Wednesday, August 14, 2019: 3:20 PM
L015/019, Kentucky International Convention Center
Mauna Dasari1, David Jansen1, Trevor Gould2, Laura E. Grieneisen2, Johannes R Björk1, Jean-Christophe Grenier3, Vania Yotova3, Neil R. Gottel4, Jack A. Gilbert4, Luis Barreiro3, Ran Blekhman2,5, Jeanne Altmann6, Susan C. Alberts7,8, Jenny Tung7,8 and Elizabeth A. Archie1, (1)Department of Biological Sciences, University of Notre Dame, Notre Dame, IN, (2)Department of Genetics, Cell Biology, and Development, University of Minnesota, Minneapolis, MN, (3)CHU Sainte Justine Research Center, Université de Montréal, Montréal, QC, Canada, (4)Pediatrics and Scripps Institute of Oceanography, University of California San Diego, La Jolla, CA, (5)Department of Ecology, Evolution, and Behavior, University of Minnesota, Minneapolis, MN, (6)Department of Ecology and Evolutionary Biology, Princeton University, Princeton, NJ, (7)Department of Biology, Duke University, Durham, NC, (8)Department of Evolutionary Anthropology, Duke University, Durham, NC
Background/Question/Methods: Host-associated microbiomes are highly individualized, dynamic ecosystems that fluctuate over time and are thought to be important to host health and physical functioning. Cross-sectional studies on humans indicate changes in gut microbial composition in early life and during senescence. However, it is unclear if these changes are caused by intrinsic factors (e.g. changes to host immunity with age) or extrinsic factors (e.g. changes to human medications and lifestyles in old age). Therefore, it is important to test for gut microbial aging in wild animals that do not undergo as pronounced changes in lifestyle in old age. To advance our understanding of mammalian gut microbiome dynamics, we test whether the gut microbiome exhibits predictable age-related changes in composition, diversity, and stability, analogous to “successional” stages that correlate with host age. We address this question using a unique longitudinal data set spanning 13,563 freeze-dried fecal samples from 479 known individual baboons (
Papio cynocephalus) over the course of 14 years. These samples are complemented by concurrently collected demographic, endocrinological, and social behavioral data on the same animals, allowing us to test whether these factors predict inter-individual differences in gut microbial aging.

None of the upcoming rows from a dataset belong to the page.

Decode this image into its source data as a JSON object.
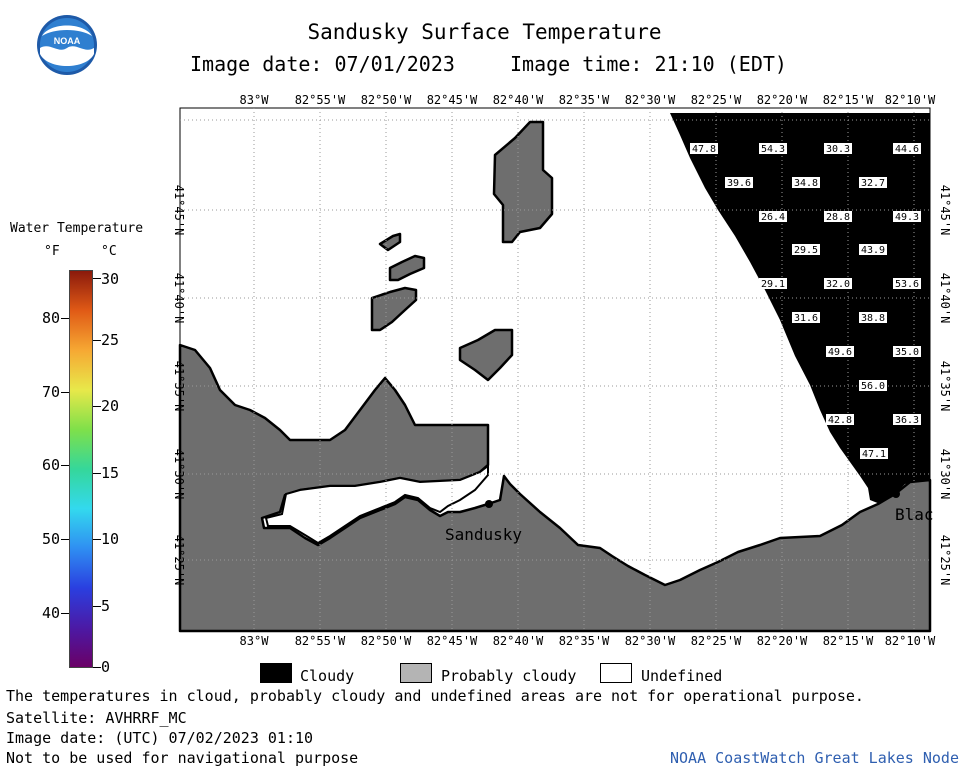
{
  "header": {
    "title": "Sandusky Surface Temperature",
    "image_date": "Image date: 07/01/2023",
    "image_time": "Image time: 21:10 (EDT)"
  },
  "legend": {
    "title": "Water Temperature",
    "unit_f": "°F",
    "unit_c": "°C",
    "f_ticks": [
      "80",
      "70",
      "60",
      "50",
      "40"
    ],
    "c_ticks": [
      "30",
      "25",
      "20",
      "15",
      "10",
      "5",
      "0"
    ]
  },
  "map": {
    "lon_labels": [
      "83°W",
      "82°55'W",
      "82°50'W",
      "82°45'W",
      "82°40'W",
      "82°35'W",
      "82°30'W",
      "82°25'W",
      "82°20'W",
      "82°15'W",
      "82°10'W"
    ],
    "lat_labels": [
      "41°45'N",
      "41°40'N",
      "41°35'N",
      "41°30'N",
      "41°25'N"
    ],
    "place_labels": {
      "sandusky": "Sandusky",
      "blac": "Blac"
    },
    "temps": [
      "47.8",
      "54.3",
      "30.3",
      "44.6",
      "39.6",
      "34.8",
      "32.7",
      "26.4",
      "28.8",
      "49.3",
      "29.5",
      "43.9",
      "29.1",
      "32.0",
      "53.6",
      "31.6",
      "38.8",
      "49.6",
      "35.0",
      "56.0",
      "42.8",
      "36.3",
      "47.1"
    ]
  },
  "key": {
    "cloudy": "Cloudy",
    "probably_cloudy": "Probably cloudy",
    "undefined": "Undefined"
  },
  "footer": {
    "line1": "The temperatures in cloud, probably cloudy and undefined areas are not for operational purpose.",
    "line2": "Satellite: AVHRRF_MC",
    "line3": "Image date: (UTC) 07/02/2023  01:10",
    "line4": "Not to be used for navigational purpose",
    "credit": "NOAA CoastWatch Great Lakes Node"
  },
  "colors": {
    "land": "#6e6e6e",
    "cloud": "#000000",
    "water": "#ffffff",
    "credit": "#2f5fb0"
  }
}
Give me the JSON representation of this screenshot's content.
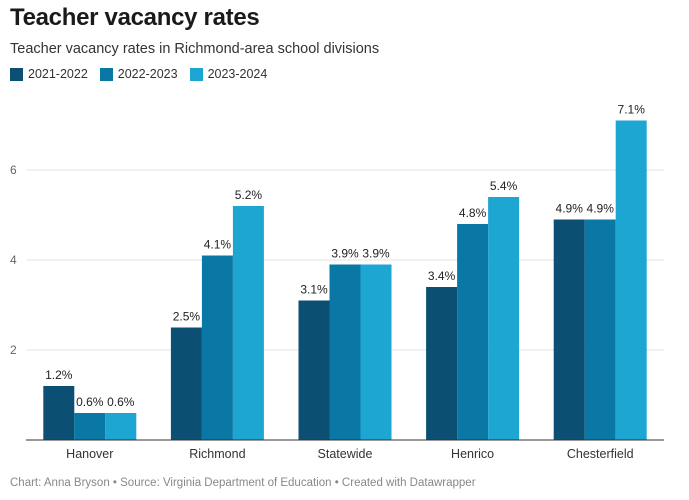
{
  "title": "Teacher vacancy rates",
  "subtitle": "Teacher vacancy rates in Richmond-area school divisions",
  "footer": "Chart: Anna Bryson • Source: Virginia Department of Education • Created with Datawrapper",
  "chart_data": {
    "type": "bar",
    "categories": [
      "Hanover",
      "Richmond",
      "Statewide",
      "Henrico",
      "Chesterfield"
    ],
    "series": [
      {
        "name": "2021-2022",
        "color": "#0b4f72",
        "values": [
          1.2,
          2.5,
          3.1,
          3.4,
          4.9
        ],
        "labels": [
          "1.2%",
          "2.5%",
          "3.1%",
          "3.4%",
          "4.9%"
        ]
      },
      {
        "name": "2022-2023",
        "color": "#0a78a5",
        "values": [
          0.6,
          4.1,
          3.9,
          4.8,
          4.9
        ],
        "labels": [
          "0.6%",
          "4.1%",
          "3.9%",
          "4.8%",
          "4.9%"
        ]
      },
      {
        "name": "2023-2024",
        "color": "#1ea6d3",
        "values": [
          0.6,
          5.2,
          3.9,
          5.4,
          7.1
        ],
        "labels": [
          "0.6%",
          "5.2%",
          "3.9%",
          "5.4%",
          "7.1%"
        ]
      }
    ],
    "yticks": [
      2,
      4,
      6
    ],
    "ylim": [
      0,
      7.5
    ],
    "grid": true,
    "legend": "top-left"
  }
}
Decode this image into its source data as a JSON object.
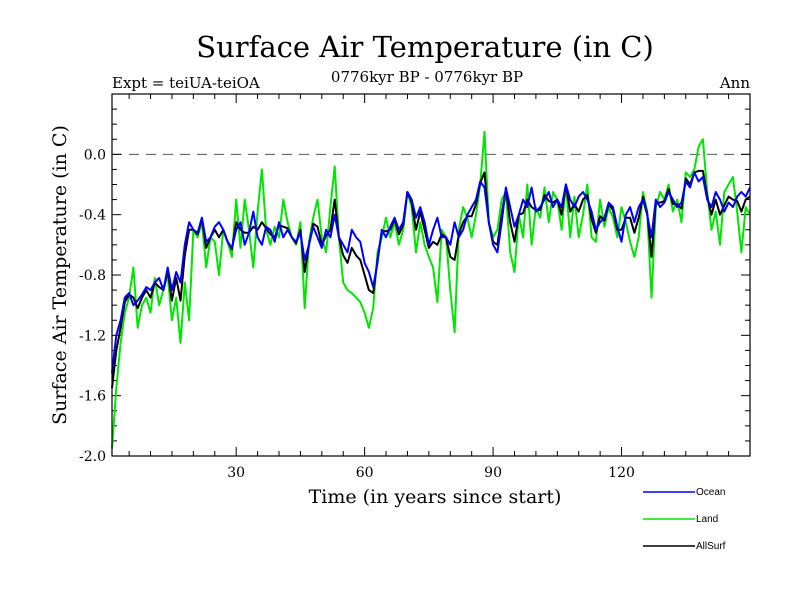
{
  "chart_data": {
    "type": "line",
    "title": "Surface Air Temperature (in C)",
    "subtitle_left": "Expt = teiUA-teiOA",
    "subtitle_center": "0776kyr BP - 0776kyr BP",
    "subtitle_right": "Ann",
    "xlabel": "Time (in years since start)",
    "ylabel": "Surface Air Temperature (in C)",
    "xlim": [
      1,
      150
    ],
    "ylim": [
      -2.0,
      0.4
    ],
    "xticks": [
      30,
      60,
      90,
      120
    ],
    "xtick_labels": [
      "30",
      "60",
      "90",
      "120"
    ],
    "yticks": [
      -2.0,
      -1.6,
      -1.2,
      -0.8,
      -0.4,
      0.0
    ],
    "ytick_labels": [
      "-2.0",
      "-1.6",
      "-1.2",
      "-0.8",
      "-0.4",
      "0.0"
    ],
    "reference_line": 0.0,
    "legend_position": "bottom-right",
    "colors": {
      "Ocean": "#0000ff",
      "Land": "#00e600",
      "AllSurf": "#000000"
    },
    "series": [
      {
        "name": "Ocean",
        "values": [
          -1.45,
          -1.2,
          -1.1,
          -0.95,
          -0.92,
          -1.0,
          -0.97,
          -0.93,
          -0.88,
          -0.9,
          -0.85,
          -0.82,
          -0.9,
          -0.75,
          -0.9,
          -0.78,
          -0.85,
          -0.6,
          -0.45,
          -0.5,
          -0.52,
          -0.42,
          -0.58,
          -0.55,
          -0.48,
          -0.45,
          -0.5,
          -0.58,
          -0.62,
          -0.5,
          -0.45,
          -0.6,
          -0.52,
          -0.38,
          -0.55,
          -0.6,
          -0.48,
          -0.5,
          -0.58,
          -0.45,
          -0.55,
          -0.5,
          -0.55,
          -0.58,
          -0.52,
          -0.7,
          -0.6,
          -0.48,
          -0.55,
          -0.62,
          -0.5,
          -0.55,
          -0.4,
          -0.55,
          -0.6,
          -0.65,
          -0.5,
          -0.55,
          -0.58,
          -0.72,
          -0.78,
          -0.88,
          -0.72,
          -0.5,
          -0.55,
          -0.48,
          -0.42,
          -0.5,
          -0.45,
          -0.25,
          -0.3,
          -0.42,
          -0.35,
          -0.45,
          -0.6,
          -0.5,
          -0.42,
          -0.55,
          -0.55,
          -0.6,
          -0.45,
          -0.55,
          -0.5,
          -0.4,
          -0.35,
          -0.3,
          -0.18,
          -0.22,
          -0.45,
          -0.6,
          -0.65,
          -0.45,
          -0.22,
          -0.35,
          -0.48,
          -0.4,
          -0.3,
          -0.35,
          -0.22,
          -0.38,
          -0.35,
          -0.3,
          -0.25,
          -0.35,
          -0.3,
          -0.35,
          -0.2,
          -0.3,
          -0.35,
          -0.28,
          -0.25,
          -0.3,
          -0.38,
          -0.5,
          -0.45,
          -0.42,
          -0.32,
          -0.35,
          -0.48,
          -0.58,
          -0.4,
          -0.35,
          -0.45,
          -0.35,
          -0.3,
          -0.4,
          -0.55,
          -0.3,
          -0.35,
          -0.32,
          -0.25,
          -0.3,
          -0.35,
          -0.32,
          -0.18,
          -0.22,
          -0.12,
          -0.18,
          -0.15,
          -0.3,
          -0.35,
          -0.25,
          -0.3,
          -0.38,
          -0.32,
          -0.35,
          -0.28,
          -0.25,
          -0.28,
          -0.22
        ]
      },
      {
        "name": "Land",
        "values": [
          -1.95,
          -1.55,
          -1.25,
          -1.05,
          -0.95,
          -0.75,
          -1.15,
          -1.0,
          -0.95,
          -1.05,
          -0.82,
          -1.0,
          -0.9,
          -0.8,
          -1.1,
          -0.95,
          -1.25,
          -0.85,
          -1.1,
          -0.5,
          -0.55,
          -0.45,
          -0.75,
          -0.55,
          -0.58,
          -0.8,
          -0.5,
          -0.58,
          -0.68,
          -0.3,
          -0.62,
          -0.3,
          -0.5,
          -0.75,
          -0.38,
          -0.1,
          -0.5,
          -0.6,
          -0.48,
          -0.55,
          -0.3,
          -0.45,
          -0.55,
          -0.6,
          -0.45,
          -1.02,
          -0.58,
          -0.42,
          -0.3,
          -0.55,
          -0.65,
          -0.35,
          -0.08,
          -0.55,
          -0.85,
          -0.9,
          -0.92,
          -0.95,
          -0.98,
          -1.05,
          -1.15,
          -1.02,
          -0.65,
          -0.55,
          -0.42,
          -0.55,
          -0.45,
          -0.6,
          -0.5,
          -0.25,
          -0.35,
          -0.65,
          -0.45,
          -0.6,
          -0.68,
          -0.75,
          -0.98,
          -0.5,
          -0.55,
          -0.9,
          -1.18,
          -0.5,
          -0.35,
          -0.42,
          -0.55,
          -0.4,
          -0.2,
          0.15,
          -0.45,
          -0.55,
          -0.5,
          -0.3,
          -0.25,
          -0.65,
          -0.78,
          -0.4,
          -0.55,
          -0.2,
          -0.6,
          -0.35,
          -0.42,
          -0.22,
          -0.45,
          -0.25,
          -0.3,
          -0.5,
          -0.2,
          -0.55,
          -0.28,
          -0.55,
          -0.4,
          -0.2,
          -0.55,
          -0.58,
          -0.3,
          -0.48,
          -0.35,
          -0.42,
          -0.55,
          -0.35,
          -0.45,
          -0.58,
          -0.68,
          -0.55,
          -0.25,
          -0.38,
          -0.95,
          -0.35,
          -0.25,
          -0.3,
          -0.2,
          -0.38,
          -0.3,
          -0.45,
          -0.12,
          -0.15,
          -0.1,
          0.05,
          0.1,
          -0.25,
          -0.5,
          -0.38,
          -0.6,
          -0.25,
          -0.2,
          -0.15,
          -0.38,
          -0.65,
          -0.35,
          -0.4
        ]
      },
      {
        "name": "AllSurf",
        "values": [
          -1.55,
          -1.3,
          -1.15,
          -0.98,
          -0.93,
          -0.95,
          -1.02,
          -0.95,
          -0.9,
          -0.95,
          -0.85,
          -0.88,
          -0.9,
          -0.77,
          -0.97,
          -0.82,
          -0.97,
          -0.67,
          -0.5,
          -0.5,
          -0.53,
          -0.43,
          -0.62,
          -0.55,
          -0.5,
          -0.55,
          -0.5,
          -0.58,
          -0.63,
          -0.45,
          -0.5,
          -0.52,
          -0.52,
          -0.48,
          -0.5,
          -0.45,
          -0.49,
          -0.53,
          -0.55,
          -0.47,
          -0.48,
          -0.49,
          -0.55,
          -0.59,
          -0.5,
          -0.78,
          -0.6,
          -0.46,
          -0.48,
          -0.6,
          -0.54,
          -0.5,
          -0.3,
          -0.55,
          -0.67,
          -0.72,
          -0.62,
          -0.67,
          -0.7,
          -0.8,
          -0.9,
          -0.92,
          -0.7,
          -0.51,
          -0.51,
          -0.5,
          -0.43,
          -0.53,
          -0.47,
          -0.25,
          -0.32,
          -0.5,
          -0.38,
          -0.5,
          -0.62,
          -0.58,
          -0.6,
          -0.53,
          -0.55,
          -0.68,
          -0.7,
          -0.53,
          -0.45,
          -0.41,
          -0.41,
          -0.33,
          -0.19,
          -0.12,
          -0.45,
          -0.58,
          -0.6,
          -0.4,
          -0.23,
          -0.45,
          -0.58,
          -0.4,
          -0.39,
          -0.3,
          -0.35,
          -0.37,
          -0.37,
          -0.27,
          -0.31,
          -0.32,
          -0.3,
          -0.4,
          -0.2,
          -0.38,
          -0.33,
          -0.38,
          -0.3,
          -0.27,
          -0.43,
          -0.52,
          -0.41,
          -0.44,
          -0.33,
          -0.37,
          -0.5,
          -0.5,
          -0.42,
          -0.42,
          -0.52,
          -0.42,
          -0.28,
          -0.39,
          -0.68,
          -0.32,
          -0.32,
          -0.31,
          -0.23,
          -0.33,
          -0.33,
          -0.36,
          -0.16,
          -0.2,
          -0.12,
          -0.11,
          -0.11,
          -0.28,
          -0.4,
          -0.3,
          -0.4,
          -0.34,
          -0.28,
          -0.3,
          -0.31,
          -0.38,
          -0.3,
          -0.28
        ]
      }
    ]
  }
}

Results/Conclusions: Data were analyzed across lifespan and within age group: “juvenile” spanned birth to sexual maturation, “adulthood” spanned sexual maturation to “geriatric”, defined as the period where ~80% of the same-sex population has died. Age was a significant predictor of gut microbial alpha diversity during juvenile and geriatric periods. During adulthood, age was not a significant predictor of alpha diversity. Across lifespan, age was a significant predictor of alpha diversity in all models, but the addition of hormonal and social predictors reduced its effect size. Age was a significant predictor of stability (coefficient of variation in alpha diversity) when modelled with environmental variables (diet, rainfall, group identity), but the effect disappeared with the addition of social variables. Additionally, age was not a significant predictor of a change in stability within each age class. By determining the factors that influence gut microbial diversity, these results help characterize normal mammalian gut dynamics, specifically how gut microbial communities change with age in a wild primate population. Understanding how the microbiome ages with the host, and what social and environmental markers are informative of microbial aging, will be important for understanding the role of host physiology and development on the commensal microbial communities they host.